American businesswoman

Lisa Falzone is an American businesswoman who is a co-founder of Revel Systems POS with Chris Ciabarra, an iPad point of sale company that she raised over 100 million dollars. Falzone also co-founded Athena Security, a temperature detection and a walk-through metal detector company that she raised over 16 million dollars.

Falzone has been recognized as a young female entrepreneur, through Fortune ’40 Under 40’ the Business Insider “30 Most Important Women Under 30 In Tech.” and the San Francisco Business Times ’40 Under 40.’

==Education==
Falzone graduated from Stanford University in 2007. She swam three seasons for Stanford, scoring points at the Pac-10 championships in all three seasons and winning two conference titles as a member of the Cardinal swimming program in 2004 and 2005.

==Career==
Falzone’s first job was teaching swimming lessons.

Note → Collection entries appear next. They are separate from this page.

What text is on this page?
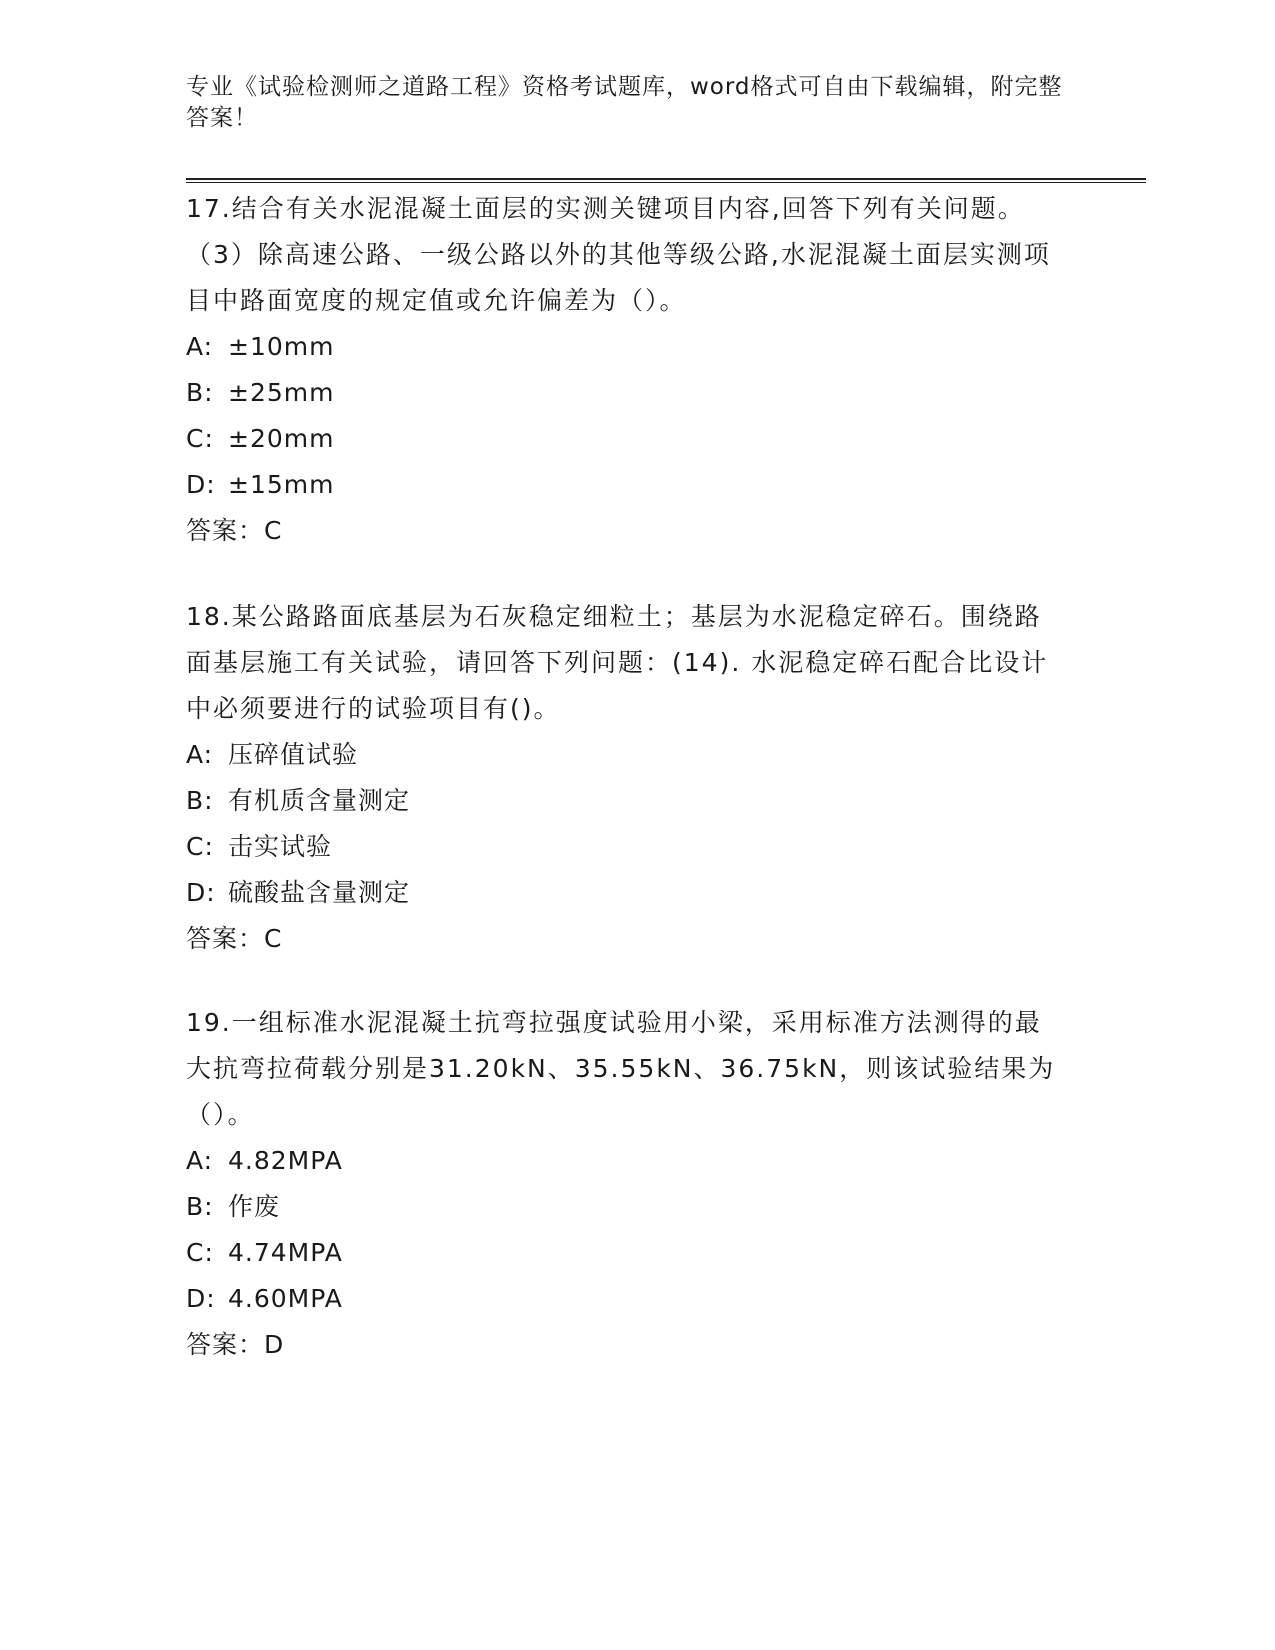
专业《试验检测师之道路工程》资格考试题库，word格式可自由下载编辑，附完整答案！

17.结合有关水泥混凝土面层的实测关键项目内容,回答下列有关问题。（3）除高速公路、一级公路以外的其他等级公路,水泥混凝土面层实测项目中路面宽度的规定值或允许偏差为（）。

A: ±10mm
B: ±25mm
C: ±20mm
D: ±15mm

答案：C

18.某公路路面底基层为石灰稳定细粒土；基层为水泥稳定碎石。围绕路面基层施工有关试验，请回答下列问题：(14). 水泥稳定碎石配合比设计中必须要进行的试验项目有()。

A: 压碎值试验
B: 有机质含量测定
C: 击实试验
D: 硫酸盐含量测定

答案：C

19.一组标准水泥混凝土抗弯拉强度试验用小梁，采用标准方法测得的最大抗弯拉荷载分别是31.20kN、35.55kN、36.75kN，则该试验结果为（）。

A: 4.82MPA
B: 作废
C: 4.74MPA
D: 4.60MPA

答案：D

Falzone and Chris Ciabarra founded Revel Systems, a company that makes iPad point of sale systems, in 2010. Falzone became CEO of the company. In February 2017, private equity firm Welsh, Carson, Anderson & Stowe bought out Falzone.

In 2014, Falzone was recognized by Business Insider as one of the 30 Most Important Women Under 30 in Tech and Forbes Magazine recognized her in its 30 under 30 awards as well.